The grammar error check is based on the spell check as the research premise. After the input text passes through the spelling processing module, the spelling error of the word has been corrected. When the part of speech of the confusing words in the confusion set is the same, the context word feature is more effective than the lexical collocation feature in the disambiguation process of the true word. On the contrary, when the part of speech is different, the lexical collocation feature is more effective. In some specific situations, if these two types of features are used to disambiguate true words at the same time, the problem of feature coverage and conflict may occur (Figure 7). If the correlation between the feature and the head word is relatively high, it means that when the feature appears, the head word is more likely to appear [22]. Here, mutual information is used to measure the two correlations; after the feature is selected, the weight is assigned according to the contribution of the feature. In addition, if the current feature has a high correlation with other confusable words in the confusion set where the head word is located, it means that its validity for distinguishing confusable words is relatively low, so the correlation and discrimination validity are used here and determine the weight of the feature.
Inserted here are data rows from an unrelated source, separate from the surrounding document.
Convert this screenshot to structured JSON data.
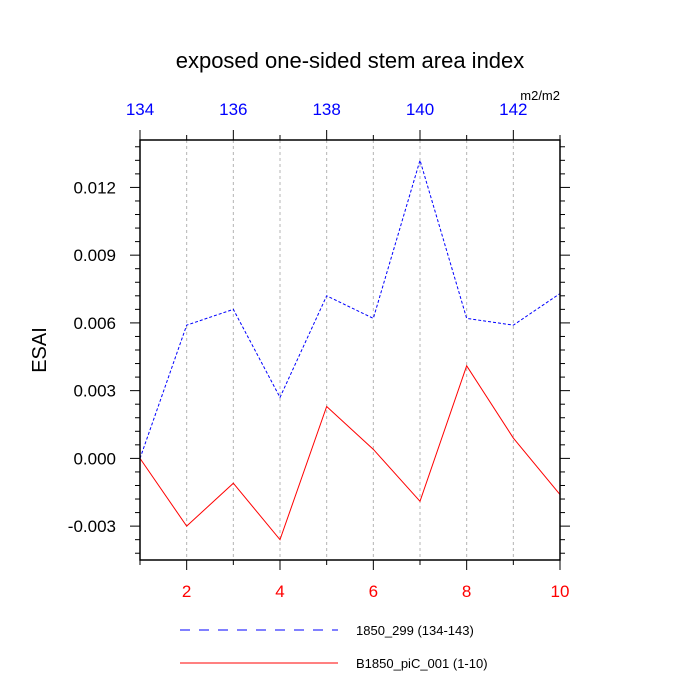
{
  "chart_data": {
    "type": "line",
    "title": "exposed one-sided stem area index",
    "ylabel": "ESAI",
    "units_label": "m2/m2",
    "x_bottom": {
      "range": [
        1,
        10
      ],
      "ticks": [
        2,
        4,
        6,
        8,
        10
      ],
      "tick_labels": [
        "2",
        "4",
        "6",
        "8",
        "10"
      ],
      "color": "#ff0000"
    },
    "x_top": {
      "range": [
        134,
        143
      ],
      "ticks": [
        134,
        136,
        138,
        140,
        142
      ],
      "tick_labels": [
        "134",
        "136",
        "138",
        "140",
        "142"
      ],
      "color": "#0000ff"
    },
    "ylim": [
      -0.0045,
      0.0141
    ],
    "y_ticks": [
      -0.003,
      0.0,
      0.003,
      0.006,
      0.009,
      0.012
    ],
    "y_tick_labels": [
      "-0.003",
      "0.000",
      "0.003",
      "0.006",
      "0.009",
      "0.012"
    ],
    "vertical_grid": [
      2,
      3,
      4,
      5,
      6,
      7,
      8,
      9
    ],
    "series": [
      {
        "name": "1850_299 (134-143)",
        "color": "#0000ff",
        "dash": "dashed",
        "x": [
          1,
          2,
          3,
          4,
          5,
          6,
          7,
          8,
          9,
          10
        ],
        "values": [
          0.0,
          0.0059,
          0.0066,
          0.0027,
          0.0072,
          0.0062,
          0.0132,
          0.0062,
          0.0059,
          0.0073
        ]
      },
      {
        "name": "B1850_piC_001 (1-10)",
        "color": "#ff0000",
        "dash": "solid",
        "x": [
          1,
          2,
          3,
          4,
          5,
          6,
          7,
          8,
          9,
          10
        ],
        "values": [
          0.0,
          -0.003,
          -0.0011,
          -0.0036,
          0.0023,
          0.0004,
          -0.0019,
          0.0041,
          0.0009,
          -0.0016
        ]
      }
    ],
    "legend_position": "bottom"
  }
}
The feature of this method is that it combines the advantages of statistical methods and rule-based methods and automatically corrects major grammar errors in English grammar without manual intervention.

6. Conclusions

This paper constructed a basic model for English grammar error correction based on classification model, analyzed the classification model and translation model of English grammar error correction, proposed the English grammar error correction algorithm based on the classification mode, performed the analyses of the model architecture and model optimizer of the grammar error correction algorithm, and finally conducted a simulation experiment and its result analysis. In the inspection and correction part, it mainly uses the rules provided by the above modules to use the corpus, combined with the limited back-off algorithm, to complete the automatic grammar inspection and correction function. In the grammar error correction task, the input and output of the generator are natural language sentences, which are essentially a sequence of discrete symbols and also improve the system through the cycle inspection module performance. The typical generative confrontation network cannot be directly applied to the mapping modeling in the discrete space because the optimization algorithm cannot be in continuous space, and minor updates are made to the generator parameters. For the classifier base, the framework is transparent to them and they are only responsible for training the corresponding sample set and getting an output during testing. The study results show that, with the continuous increase of training samples and the continuous progress of learning process, the proposed English grammar error correction algorithm based on classification model will continue to increase its classification accuracy, further refine its recognition rules, and gradually improve correction efficiency, thereby reducing processing time, saving storage space, and streamlining processing flow. The study results of this paper provide a certain reference for the further researches on English grammar error correction algorithm based on classification model.

Data Availability

The data used to support the findings of this study are available from the corresponding author upon request.

Conflicts of Interest

The authors declare that they have no conflicts of interest reported in this paper.